Muhalefetin 6 partisinin ise üzerinde uzlaştığı ve ısrarcı olduğu tek husus var; partisiz ve tarafsız cumhurbaşkanlığı. Bunu Erdoğan kabul eder mi? Üstte bahsetmiş olduğum kısıtlar göz önüne alınırsa, Erdoğan en azından bunu konuşabilir. Oylardaki erime devam ederse kabul de edebilir. Hedef iktidarın teminat altına alınmasıdır.
İmkansız üzere görmenin kusur sayılacağı senaryo
Senaryo şu; 2022’de muhalefet, anayasa gündemiyle pazarlık masasına oturtulur. Cumhurbaşkanının yetkileri bu pazarlık kararı kırpılabildiği ölçüde kırpılır. Bunun yanında başbakanlık bir daha tesis edilir. Yürütme erki, evvelce olduğuna misal halde cumhurbaşkanı ve başbakan tarafınca temsil olunur. Günün sonunda ortaya çıkacak taslak, muhalefet güçlerini bölebilecek kadar baş karışıklığı yaratabilir. Sonuç itibariyle partisiz bir cumhurbaşkanlığı Meclis’te kabul edilebilir. Erdoğan da buna onay verir.
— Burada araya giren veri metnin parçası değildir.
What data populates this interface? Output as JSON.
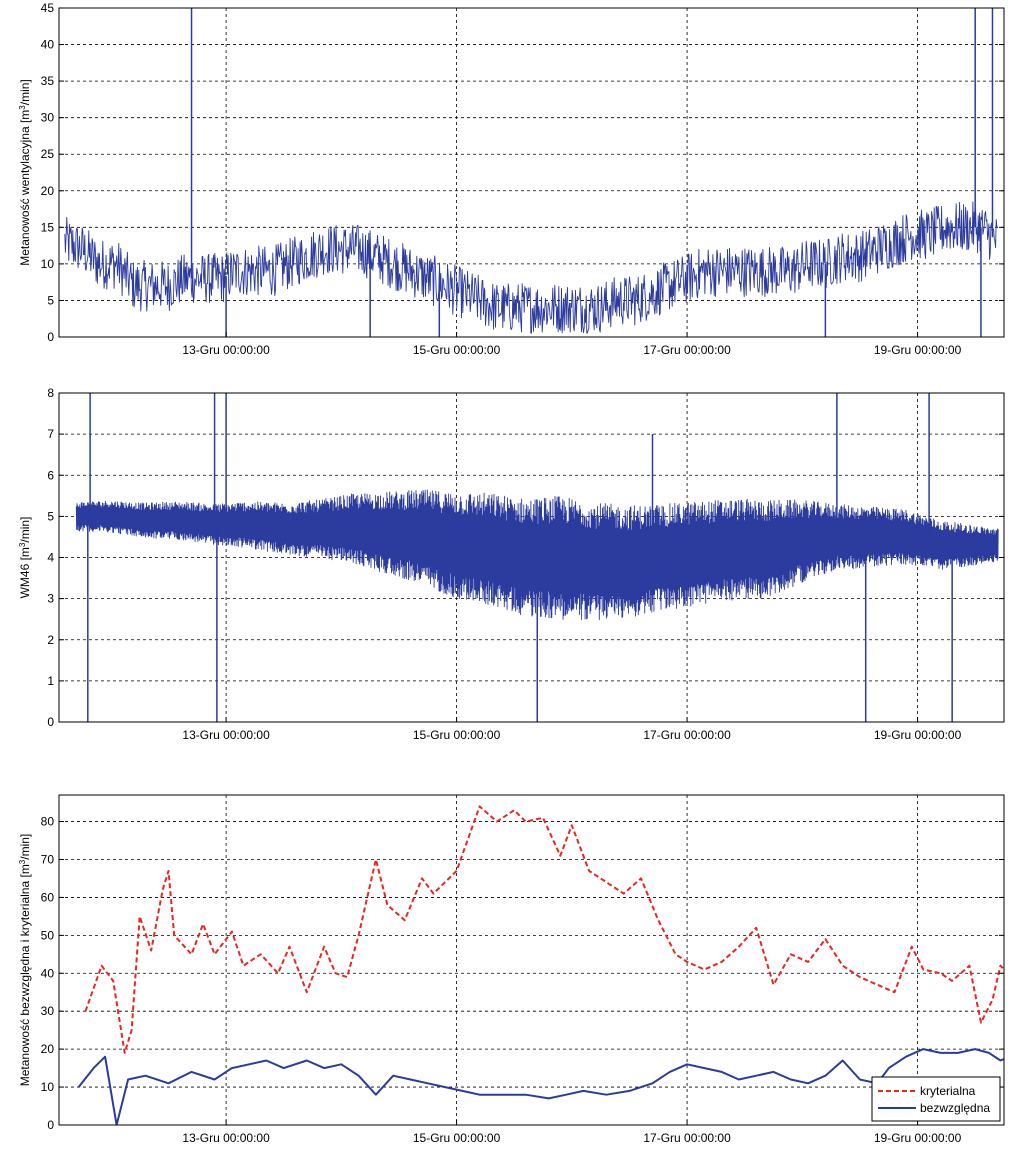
{
  "chart_data": [
    {
      "type": "line",
      "ylabel": "Metanowość wentylacyjna [m3/min]",
      "ylim": [
        0,
        45
      ],
      "yticks": [
        0,
        5,
        10,
        15,
        20,
        25,
        30,
        35,
        40,
        45
      ],
      "xlim": [
        11.55,
        19.75
      ],
      "xticks": [
        {
          "value": 13,
          "label": "13-Gru 00:00:00"
        },
        {
          "value": 15,
          "label": "15-Gru 00:00:00"
        },
        {
          "value": 17,
          "label": "17-Gru 00:00:00"
        },
        {
          "value": 19,
          "label": "19-Gru 00:00:00"
        }
      ],
      "grid": true,
      "series": [
        {
          "color": "#2b3b9e",
          "style": "solid",
          "points": [
            [
              11.6,
              13
            ],
            [
              11.75,
              12
            ],
            [
              11.9,
              10
            ],
            [
              12.05,
              10
            ],
            [
              12.2,
              7
            ],
            [
              12.35,
              7
            ],
            [
              12.5,
              7
            ],
            [
              12.65,
              8
            ],
            [
              12.8,
              8
            ],
            [
              12.95,
              8
            ],
            [
              13.1,
              9
            ],
            [
              13.25,
              9
            ],
            [
              13.4,
              9
            ],
            [
              13.55,
              10
            ],
            [
              13.7,
              11
            ],
            [
              13.85,
              12
            ],
            [
              14.0,
              12
            ],
            [
              14.15,
              12
            ],
            [
              14.3,
              11
            ],
            [
              14.45,
              10
            ],
            [
              14.6,
              9
            ],
            [
              14.75,
              8
            ],
            [
              14.9,
              7
            ],
            [
              15.05,
              6
            ],
            [
              15.2,
              5
            ],
            [
              15.35,
              4
            ],
            [
              15.5,
              4
            ],
            [
              15.65,
              4
            ],
            [
              15.8,
              4
            ],
            [
              15.95,
              4
            ],
            [
              16.1,
              4
            ],
            [
              16.25,
              4
            ],
            [
              16.4,
              5
            ],
            [
              16.55,
              5
            ],
            [
              16.7,
              6
            ],
            [
              16.85,
              7
            ],
            [
              17.0,
              8
            ],
            [
              17.15,
              9
            ],
            [
              17.3,
              9
            ],
            [
              17.45,
              9
            ],
            [
              17.6,
              9
            ],
            [
              17.75,
              9
            ],
            [
              17.9,
              9
            ],
            [
              18.05,
              10
            ],
            [
              18.2,
              10
            ],
            [
              18.35,
              11
            ],
            [
              18.5,
              11
            ],
            [
              18.65,
              12
            ],
            [
              18.8,
              13
            ],
            [
              18.95,
              14
            ],
            [
              19.1,
              14
            ],
            [
              19.25,
              15
            ],
            [
              19.4,
              15
            ],
            [
              19.55,
              15
            ],
            [
              19.7,
              13
            ]
          ],
          "noise": 3.5,
          "spikes": [
            {
              "x": 12.7,
              "y": 45
            },
            {
              "x": 13.0,
              "y": 0
            },
            {
              "x": 14.25,
              "y": 0
            },
            {
              "x": 14.85,
              "y": 0
            },
            {
              "x": 18.2,
              "y": 0
            },
            {
              "x": 19.5,
              "y": 45
            },
            {
              "x": 19.55,
              "y": 0
            },
            {
              "x": 19.65,
              "y": 45
            }
          ]
        }
      ]
    },
    {
      "type": "line",
      "ylabel": "WM46 [m3/min]",
      "ylim": [
        0,
        8
      ],
      "yticks": [
        0,
        1,
        2,
        3,
        4,
        5,
        6,
        7,
        8
      ],
      "xlim": [
        11.55,
        19.75
      ],
      "xticks": [
        {
          "value": 13,
          "label": "13-Gru 00:00:00"
        },
        {
          "value": 15,
          "label": "15-Gru 00:00:00"
        },
        {
          "value": 17,
          "label": "17-Gru 00:00:00"
        },
        {
          "value": 19,
          "label": "19-Gru 00:00:00"
        }
      ],
      "grid": true,
      "series": [
        {
          "color": "#2b3b9e",
          "style": "solid",
          "points": [
            [
              11.7,
              5.0
            ],
            [
              12.0,
              5.0
            ],
            [
              12.3,
              4.9
            ],
            [
              12.6,
              4.9
            ],
            [
              12.9,
              4.8
            ],
            [
              13.2,
              4.8
            ],
            [
              13.5,
              4.7
            ],
            [
              13.8,
              4.7
            ],
            [
              14.1,
              4.7
            ],
            [
              14.4,
              4.6
            ],
            [
              14.7,
              4.5
            ],
            [
              15.0,
              4.3
            ],
            [
              15.3,
              4.2
            ],
            [
              15.6,
              4.0
            ],
            [
              15.9,
              4.0
            ],
            [
              16.2,
              3.9
            ],
            [
              16.5,
              3.9
            ],
            [
              16.8,
              4.0
            ],
            [
              17.1,
              4.1
            ],
            [
              17.4,
              4.2
            ],
            [
              17.7,
              4.2
            ],
            [
              18.0,
              4.4
            ],
            [
              18.3,
              4.5
            ],
            [
              18.6,
              4.5
            ],
            [
              18.9,
              4.5
            ],
            [
              19.2,
              4.3
            ],
            [
              19.4,
              4.3
            ],
            [
              19.7,
              4.3
            ]
          ],
          "band_half_width": [
            [
              11.7,
              0.35
            ],
            [
              12.9,
              0.5
            ],
            [
              13.8,
              0.7
            ],
            [
              14.4,
              1.0
            ],
            [
              15.0,
              1.3
            ],
            [
              15.9,
              1.5
            ],
            [
              16.8,
              1.3
            ],
            [
              17.7,
              1.2
            ],
            [
              18.3,
              0.8
            ],
            [
              19.2,
              0.6
            ],
            [
              19.7,
              0.4
            ]
          ],
          "spikes": [
            {
              "x": 11.82,
              "y": 8
            },
            {
              "x": 11.8,
              "y": 0
            },
            {
              "x": 12.9,
              "y": 8
            },
            {
              "x": 12.92,
              "y": 0
            },
            {
              "x": 13.0,
              "y": 8
            },
            {
              "x": 15.7,
              "y": 0
            },
            {
              "x": 16.7,
              "y": 7
            },
            {
              "x": 18.3,
              "y": 8
            },
            {
              "x": 18.55,
              "y": 0
            },
            {
              "x": 19.1,
              "y": 8
            },
            {
              "x": 19.3,
              "y": 0
            }
          ]
        }
      ]
    },
    {
      "type": "line",
      "ylabel": "Metanowość bezwzględna i kryterialna [m3/min]",
      "ylim": [
        0,
        87
      ],
      "yticks": [
        0,
        10,
        20,
        30,
        40,
        50,
        60,
        70,
        80
      ],
      "xlim": [
        11.55,
        19.75
      ],
      "xticks": [
        {
          "value": 13,
          "label": "13-Gru 00:00:00"
        },
        {
          "value": 15,
          "label": "15-Gru 00:00:00"
        },
        {
          "value": 17,
          "label": "17-Gru 00:00:00"
        },
        {
          "value": 19,
          "label": "19-Gru 00:00:00"
        }
      ],
      "grid": true,
      "legend": "bottom-right",
      "series": [
        {
          "name": "kryterialna",
          "color": "#e8271f",
          "style": "dashed",
          "points": [
            [
              11.78,
              30
            ],
            [
              11.92,
              42
            ],
            [
              12.02,
              38
            ],
            [
              12.12,
              19
            ],
            [
              12.18,
              25
            ],
            [
              12.25,
              55
            ],
            [
              12.35,
              46
            ],
            [
              12.45,
              62
            ],
            [
              12.5,
              67
            ],
            [
              12.55,
              50
            ],
            [
              12.7,
              45
            ],
            [
              12.8,
              53
            ],
            [
              12.9,
              45
            ],
            [
              13.05,
              51
            ],
            [
              13.15,
              42
            ],
            [
              13.3,
              45
            ],
            [
              13.45,
              40
            ],
            [
              13.55,
              47
            ],
            [
              13.7,
              35
            ],
            [
              13.85,
              47
            ],
            [
              13.95,
              40
            ],
            [
              14.05,
              39
            ],
            [
              14.15,
              50
            ],
            [
              14.3,
              70
            ],
            [
              14.4,
              58
            ],
            [
              14.55,
              54
            ],
            [
              14.7,
              65
            ],
            [
              14.8,
              61
            ],
            [
              15.0,
              67
            ],
            [
              15.2,
              84
            ],
            [
              15.35,
              80
            ],
            [
              15.5,
              83
            ],
            [
              15.6,
              80
            ],
            [
              15.75,
              81
            ],
            [
              15.9,
              71
            ],
            [
              16.0,
              79
            ],
            [
              16.15,
              67
            ],
            [
              16.3,
              64
            ],
            [
              16.45,
              61
            ],
            [
              16.6,
              65
            ],
            [
              16.75,
              54
            ],
            [
              16.9,
              45
            ],
            [
              17.0,
              43
            ],
            [
              17.15,
              41
            ],
            [
              17.3,
              43
            ],
            [
              17.45,
              47
            ],
            [
              17.6,
              52
            ],
            [
              17.75,
              37
            ],
            [
              17.9,
              45
            ],
            [
              18.05,
              43
            ],
            [
              18.2,
              49
            ],
            [
              18.35,
              42
            ],
            [
              18.5,
              39
            ],
            [
              18.65,
              37
            ],
            [
              18.8,
              35
            ],
            [
              18.95,
              47
            ],
            [
              19.05,
              41
            ],
            [
              19.2,
              40
            ],
            [
              19.3,
              38
            ],
            [
              19.45,
              42
            ],
            [
              19.55,
              27
            ],
            [
              19.65,
              33
            ],
            [
              19.72,
              42
            ],
            [
              19.78,
              40
            ]
          ]
        },
        {
          "name": "bezwzględna",
          "color": "#2b3b9e",
          "style": "solid",
          "points": [
            [
              11.72,
              10
            ],
            [
              11.85,
              15
            ],
            [
              11.95,
              18
            ],
            [
              12.05,
              0
            ],
            [
              12.15,
              12
            ],
            [
              12.3,
              13
            ],
            [
              12.5,
              11
            ],
            [
              12.7,
              14
            ],
            [
              12.9,
              12
            ],
            [
              13.05,
              15
            ],
            [
              13.2,
              16
            ],
            [
              13.35,
              17
            ],
            [
              13.5,
              15
            ],
            [
              13.7,
              17
            ],
            [
              13.85,
              15
            ],
            [
              14.0,
              16
            ],
            [
              14.15,
              13
            ],
            [
              14.3,
              8
            ],
            [
              14.45,
              13
            ],
            [
              14.6,
              12
            ],
            [
              14.75,
              11
            ],
            [
              14.9,
              10
            ],
            [
              15.05,
              9
            ],
            [
              15.2,
              8
            ],
            [
              15.4,
              8
            ],
            [
              15.6,
              8
            ],
            [
              15.8,
              7
            ],
            [
              15.95,
              8
            ],
            [
              16.1,
              9
            ],
            [
              16.3,
              8
            ],
            [
              16.5,
              9
            ],
            [
              16.7,
              11
            ],
            [
              16.85,
              14
            ],
            [
              17.0,
              16
            ],
            [
              17.15,
              15
            ],
            [
              17.3,
              14
            ],
            [
              17.45,
              12
            ],
            [
              17.6,
              13
            ],
            [
              17.75,
              14
            ],
            [
              17.9,
              12
            ],
            [
              18.05,
              11
            ],
            [
              18.2,
              13
            ],
            [
              18.35,
              17
            ],
            [
              18.5,
              12
            ],
            [
              18.65,
              11
            ],
            [
              18.75,
              15
            ],
            [
              18.9,
              18
            ],
            [
              19.05,
              20
            ],
            [
              19.2,
              19
            ],
            [
              19.35,
              19
            ],
            [
              19.5,
              20
            ],
            [
              19.62,
              19
            ],
            [
              19.72,
              17
            ],
            [
              19.8,
              18
            ]
          ]
        }
      ]
    }
  ]
}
Sıra geldi Erdoğan’ın seçilmesine… Cumhurbaşkanlığı seçimi ya salt çoğunluğun Cumhur İttifakı’nda olduğu Meclis’e bırakılır ya da 1982’de olduğu üzere Cumhurbaşkanının Erdoğan olacağına ait bir ek hususla referanduma gidilir. Her ikisinde de muhalefet güçleri Erdoğan’a hayır dese bile, Erdoğan istediğini alacaktır. Her iki seçenekte de Erdoğan rastgele biriyle yarışmaz. Sürecin sonunda yetkileri tümüyle budanmış bir Erdoğan, 5 yahut 7 yıl üzere mühlet daha cumhurbaşkanı seçilir ve denklem haricinde kalır.
Gelelim muhalefete… Erdoğan’ın denklem dışı kalmasının akabinde yapılacak genel seçimlerde muhalefet rahat rahat hükümet kurabileceği oy oranına ulaşır. Çünkü başında Erdoğan’ın bulunmadığı bir AKP, kesinlikle seçimleri kazanamaz. Başbakan ve bakanlar şurası bugünkü muhalefet partileri tarafınca belirlenir. Hükümet muhalefete geçer, cumhurbaşkanlığı koltuğunda Erdoğan oturmaya devam eder.
bu biçimde olursa “iyi/kötü olur” diyecek durumda değilim. Lakin, yakın vakitte AKP anayasa taslağını Meclis’e getirecek. Muhalefetten her kim komiteye temsilci gönderip, AKP’yle pazarlığa oturursa, bilelim ki bu senaryonun çarkları dönmeye başlamıştır.